The following code defines the architecture and compilation process for our LSTM model:

*   `model = Sequential()`: As explained, this creates an empty linear stack where we can add layers.

*   `model.add(LSTM(units=50, return_sequences=True, input_shape=(X_train.shape[1], X_train.shape[2])))`: This line adds the first LSTM layer:
    *   `LSTM`: Long Short-Term Memory, a type of recurrent neural network (RNN) suitable for sequence prediction problems.
    *   `units=50`: Specifies that this LSTM layer will have 50 memory units (neurons).
    *   `return_sequences=True`: This is crucial for stacked LSTM layers. It means the layer will return the full sequence of outputs for each time step, rather than just the last output. This is required when passing the output to another LSTM layer.
    *   `input_shape=(X_train.shape[1], X_train.shape[2])`: Defines the expected input shape for the first layer. `X_train.shape[1]` is the `look_back` window (7 in our case), and `X_train.shape[2]` is the number of features (5 in our case).

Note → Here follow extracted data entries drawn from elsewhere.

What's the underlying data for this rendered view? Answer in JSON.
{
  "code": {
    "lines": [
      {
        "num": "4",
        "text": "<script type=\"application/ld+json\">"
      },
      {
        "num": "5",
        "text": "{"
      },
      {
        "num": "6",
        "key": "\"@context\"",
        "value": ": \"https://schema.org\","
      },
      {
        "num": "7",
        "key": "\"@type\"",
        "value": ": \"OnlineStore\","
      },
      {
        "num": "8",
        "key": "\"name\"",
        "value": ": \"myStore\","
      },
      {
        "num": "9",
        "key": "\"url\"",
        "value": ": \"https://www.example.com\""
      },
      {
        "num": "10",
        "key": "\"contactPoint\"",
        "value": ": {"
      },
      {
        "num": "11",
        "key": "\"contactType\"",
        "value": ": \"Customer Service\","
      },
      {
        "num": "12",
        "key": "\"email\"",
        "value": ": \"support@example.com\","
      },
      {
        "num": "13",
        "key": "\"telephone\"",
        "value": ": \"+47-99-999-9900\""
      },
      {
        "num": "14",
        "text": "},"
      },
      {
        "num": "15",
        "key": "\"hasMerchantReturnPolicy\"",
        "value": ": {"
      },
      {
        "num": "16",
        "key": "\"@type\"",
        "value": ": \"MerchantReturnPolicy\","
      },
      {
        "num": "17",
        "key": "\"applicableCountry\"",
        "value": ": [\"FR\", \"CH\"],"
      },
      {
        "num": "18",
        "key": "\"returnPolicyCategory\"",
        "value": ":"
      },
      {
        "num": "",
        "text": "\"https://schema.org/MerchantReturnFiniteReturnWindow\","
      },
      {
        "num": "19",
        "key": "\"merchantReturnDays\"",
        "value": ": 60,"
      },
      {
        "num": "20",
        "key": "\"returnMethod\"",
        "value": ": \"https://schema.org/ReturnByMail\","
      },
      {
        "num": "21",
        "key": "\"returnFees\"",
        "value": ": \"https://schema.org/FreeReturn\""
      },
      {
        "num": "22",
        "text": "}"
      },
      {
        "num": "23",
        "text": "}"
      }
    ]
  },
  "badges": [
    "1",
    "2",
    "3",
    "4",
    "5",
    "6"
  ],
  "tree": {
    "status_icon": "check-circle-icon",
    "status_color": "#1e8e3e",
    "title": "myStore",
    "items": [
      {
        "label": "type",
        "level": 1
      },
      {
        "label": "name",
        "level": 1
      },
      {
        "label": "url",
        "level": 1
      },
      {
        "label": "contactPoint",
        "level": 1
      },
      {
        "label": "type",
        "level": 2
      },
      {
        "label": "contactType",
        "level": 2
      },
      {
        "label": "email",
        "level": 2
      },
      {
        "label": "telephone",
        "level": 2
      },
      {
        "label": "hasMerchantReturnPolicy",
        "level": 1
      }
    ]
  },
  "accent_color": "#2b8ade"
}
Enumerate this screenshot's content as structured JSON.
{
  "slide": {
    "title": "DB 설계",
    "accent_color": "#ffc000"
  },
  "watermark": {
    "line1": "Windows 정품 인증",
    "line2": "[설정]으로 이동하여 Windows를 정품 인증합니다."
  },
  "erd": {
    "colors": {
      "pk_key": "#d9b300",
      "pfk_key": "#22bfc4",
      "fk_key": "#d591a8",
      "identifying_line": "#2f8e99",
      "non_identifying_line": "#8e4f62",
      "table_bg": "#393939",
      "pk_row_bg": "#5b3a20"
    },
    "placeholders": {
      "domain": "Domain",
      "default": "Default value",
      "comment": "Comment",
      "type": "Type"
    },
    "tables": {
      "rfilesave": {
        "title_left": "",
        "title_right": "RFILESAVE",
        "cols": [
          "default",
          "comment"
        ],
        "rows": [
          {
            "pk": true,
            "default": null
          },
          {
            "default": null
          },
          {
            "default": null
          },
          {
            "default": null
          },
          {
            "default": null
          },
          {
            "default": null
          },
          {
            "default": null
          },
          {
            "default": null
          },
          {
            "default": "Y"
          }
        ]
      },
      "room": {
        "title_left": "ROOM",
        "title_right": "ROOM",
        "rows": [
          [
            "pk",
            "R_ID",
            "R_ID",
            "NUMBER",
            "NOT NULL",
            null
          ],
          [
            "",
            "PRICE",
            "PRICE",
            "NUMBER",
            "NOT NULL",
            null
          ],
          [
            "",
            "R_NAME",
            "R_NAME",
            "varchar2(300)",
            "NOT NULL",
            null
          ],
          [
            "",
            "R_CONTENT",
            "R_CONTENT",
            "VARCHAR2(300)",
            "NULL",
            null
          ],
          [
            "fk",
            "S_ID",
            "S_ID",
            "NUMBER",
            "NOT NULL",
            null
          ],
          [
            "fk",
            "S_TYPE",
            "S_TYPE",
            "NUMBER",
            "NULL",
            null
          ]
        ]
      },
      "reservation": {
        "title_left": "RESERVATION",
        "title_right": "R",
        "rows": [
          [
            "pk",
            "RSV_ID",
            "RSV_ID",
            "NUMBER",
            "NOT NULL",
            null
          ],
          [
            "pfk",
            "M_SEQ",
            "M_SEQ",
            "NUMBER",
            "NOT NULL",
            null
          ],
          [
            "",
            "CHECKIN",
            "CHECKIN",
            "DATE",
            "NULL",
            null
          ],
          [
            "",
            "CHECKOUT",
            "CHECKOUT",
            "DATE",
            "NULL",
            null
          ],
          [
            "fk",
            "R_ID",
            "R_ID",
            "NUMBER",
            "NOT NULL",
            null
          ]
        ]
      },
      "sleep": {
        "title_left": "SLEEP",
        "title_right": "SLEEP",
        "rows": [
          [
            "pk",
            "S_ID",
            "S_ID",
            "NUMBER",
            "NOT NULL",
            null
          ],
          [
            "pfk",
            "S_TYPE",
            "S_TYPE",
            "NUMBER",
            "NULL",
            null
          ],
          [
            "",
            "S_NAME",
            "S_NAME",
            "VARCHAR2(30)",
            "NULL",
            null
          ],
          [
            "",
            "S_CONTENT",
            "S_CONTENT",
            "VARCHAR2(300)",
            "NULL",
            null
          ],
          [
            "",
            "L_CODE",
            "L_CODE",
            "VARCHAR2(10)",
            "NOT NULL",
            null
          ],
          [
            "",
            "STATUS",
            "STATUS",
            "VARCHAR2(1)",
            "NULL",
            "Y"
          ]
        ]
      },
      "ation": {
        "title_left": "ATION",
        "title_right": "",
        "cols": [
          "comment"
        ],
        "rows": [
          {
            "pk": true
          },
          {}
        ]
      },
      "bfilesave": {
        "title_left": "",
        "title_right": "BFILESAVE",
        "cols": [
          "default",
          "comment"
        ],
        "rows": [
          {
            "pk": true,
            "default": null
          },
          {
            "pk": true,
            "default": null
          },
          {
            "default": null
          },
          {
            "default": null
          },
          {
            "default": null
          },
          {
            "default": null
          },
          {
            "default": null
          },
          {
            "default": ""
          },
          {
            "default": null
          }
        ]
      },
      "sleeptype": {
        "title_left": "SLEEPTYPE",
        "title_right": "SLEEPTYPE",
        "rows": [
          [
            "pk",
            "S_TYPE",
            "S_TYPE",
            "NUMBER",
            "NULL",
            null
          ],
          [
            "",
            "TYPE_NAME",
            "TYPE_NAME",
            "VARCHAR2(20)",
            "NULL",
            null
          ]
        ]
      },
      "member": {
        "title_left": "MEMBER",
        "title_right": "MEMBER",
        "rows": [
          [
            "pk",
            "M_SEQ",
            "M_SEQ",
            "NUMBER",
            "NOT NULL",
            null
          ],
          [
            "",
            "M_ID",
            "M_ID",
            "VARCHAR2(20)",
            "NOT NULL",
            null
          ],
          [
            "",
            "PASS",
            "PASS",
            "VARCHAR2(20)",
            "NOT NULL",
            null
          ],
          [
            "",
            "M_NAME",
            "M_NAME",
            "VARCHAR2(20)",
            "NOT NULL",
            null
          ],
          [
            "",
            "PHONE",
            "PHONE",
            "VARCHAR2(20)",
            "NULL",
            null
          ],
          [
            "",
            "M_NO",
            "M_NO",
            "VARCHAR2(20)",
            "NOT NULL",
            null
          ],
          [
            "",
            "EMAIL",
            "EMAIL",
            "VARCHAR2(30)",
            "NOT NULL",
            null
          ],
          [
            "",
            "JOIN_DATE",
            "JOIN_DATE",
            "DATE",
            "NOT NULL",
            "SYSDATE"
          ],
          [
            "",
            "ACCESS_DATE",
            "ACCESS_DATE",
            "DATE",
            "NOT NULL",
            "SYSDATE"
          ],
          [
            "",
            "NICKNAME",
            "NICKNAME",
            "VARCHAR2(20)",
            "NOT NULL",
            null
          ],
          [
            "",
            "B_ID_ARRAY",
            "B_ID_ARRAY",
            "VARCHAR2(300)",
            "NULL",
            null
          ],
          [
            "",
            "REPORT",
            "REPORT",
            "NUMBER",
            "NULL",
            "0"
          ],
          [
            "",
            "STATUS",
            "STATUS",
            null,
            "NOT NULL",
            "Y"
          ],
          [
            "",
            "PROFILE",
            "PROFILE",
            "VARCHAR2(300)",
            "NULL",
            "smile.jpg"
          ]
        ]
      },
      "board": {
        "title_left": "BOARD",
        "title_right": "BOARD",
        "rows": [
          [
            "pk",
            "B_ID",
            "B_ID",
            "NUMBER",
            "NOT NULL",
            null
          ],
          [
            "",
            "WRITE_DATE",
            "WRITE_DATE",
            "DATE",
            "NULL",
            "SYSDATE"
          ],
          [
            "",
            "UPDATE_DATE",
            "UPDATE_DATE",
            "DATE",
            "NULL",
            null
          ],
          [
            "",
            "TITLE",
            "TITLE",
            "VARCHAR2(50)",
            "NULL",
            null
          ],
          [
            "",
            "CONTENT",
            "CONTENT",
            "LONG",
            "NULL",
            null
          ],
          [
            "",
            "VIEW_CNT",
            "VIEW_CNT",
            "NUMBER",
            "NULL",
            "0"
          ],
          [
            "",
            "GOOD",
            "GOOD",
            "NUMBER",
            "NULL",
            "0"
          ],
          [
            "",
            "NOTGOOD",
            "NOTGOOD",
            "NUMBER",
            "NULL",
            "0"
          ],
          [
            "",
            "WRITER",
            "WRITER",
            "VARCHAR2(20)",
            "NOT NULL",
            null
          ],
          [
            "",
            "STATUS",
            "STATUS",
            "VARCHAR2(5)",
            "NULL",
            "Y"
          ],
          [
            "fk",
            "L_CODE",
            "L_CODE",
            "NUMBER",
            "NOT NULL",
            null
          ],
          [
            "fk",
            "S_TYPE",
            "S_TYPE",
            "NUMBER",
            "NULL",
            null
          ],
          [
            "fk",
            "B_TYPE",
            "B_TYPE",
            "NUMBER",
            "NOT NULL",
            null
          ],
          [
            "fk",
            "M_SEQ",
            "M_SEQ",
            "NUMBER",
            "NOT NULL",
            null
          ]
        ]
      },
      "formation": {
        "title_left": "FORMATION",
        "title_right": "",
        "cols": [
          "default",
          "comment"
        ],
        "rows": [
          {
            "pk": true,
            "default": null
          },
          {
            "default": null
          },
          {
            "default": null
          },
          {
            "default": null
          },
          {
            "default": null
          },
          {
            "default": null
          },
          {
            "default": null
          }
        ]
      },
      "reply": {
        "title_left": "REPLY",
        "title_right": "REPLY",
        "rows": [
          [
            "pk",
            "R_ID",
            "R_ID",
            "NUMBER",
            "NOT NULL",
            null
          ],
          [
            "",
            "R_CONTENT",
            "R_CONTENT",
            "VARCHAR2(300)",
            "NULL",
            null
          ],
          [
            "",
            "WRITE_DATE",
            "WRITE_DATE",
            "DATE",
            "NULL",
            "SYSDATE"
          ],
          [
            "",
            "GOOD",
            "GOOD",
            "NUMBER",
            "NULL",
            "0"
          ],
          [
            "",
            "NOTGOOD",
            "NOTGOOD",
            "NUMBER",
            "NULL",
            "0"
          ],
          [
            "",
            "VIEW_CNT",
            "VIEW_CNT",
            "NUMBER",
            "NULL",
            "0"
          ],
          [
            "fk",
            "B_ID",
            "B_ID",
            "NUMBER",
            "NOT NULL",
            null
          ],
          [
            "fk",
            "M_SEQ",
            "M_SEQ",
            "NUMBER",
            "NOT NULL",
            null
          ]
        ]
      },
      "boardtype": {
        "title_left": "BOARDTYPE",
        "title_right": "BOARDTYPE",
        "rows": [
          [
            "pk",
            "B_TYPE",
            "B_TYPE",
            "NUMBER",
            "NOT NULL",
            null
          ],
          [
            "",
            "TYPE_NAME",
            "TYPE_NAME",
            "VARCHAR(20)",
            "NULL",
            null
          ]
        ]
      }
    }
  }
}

*   `model.add(Dropout(0.2))`: A Dropout layer is added for regularization. It randomly sets 20% of the input units to 0 at each update during training time, which helps prevent overfitting.

*   `model.add(LSTM(units=50, return_sequences=False))`: This adds a second LSTM layer:
    *   `units=50`: Again, 50 memory units.
    *   `return_sequences=False`: Since this is the last LSTM layer before the output layer, we only need the output from the final time step of the sequence, so it returns a single output for each input sequence.

*   `model.add(Dropout(0.2))`: Another Dropout layer with a 20% rate for further regularization.

*   `model.add(Dense(units=1))`: This is the output layer:
    *   `Dense`: A fully connected neural network layer.
    *   `units=1`: Indicates a single output neuron, as we are predicting a single continuous value (MinTemp).

*   `model.compile(optimizer='adam', loss='mean_squared_error')`: This configures the model for training:
    *   `optimizer='adam'`: Specifies the Adam optimizer, a popular and effective optimization algorithm for deep learning models.
    *   `loss='mean_squared_error'`: Defines the loss function to be minimized during training. Mean Squared Error (MSE) is a common choice for regression tasks like temperature forecasting, as it measures the average squared difference between the estimated values and the actual value.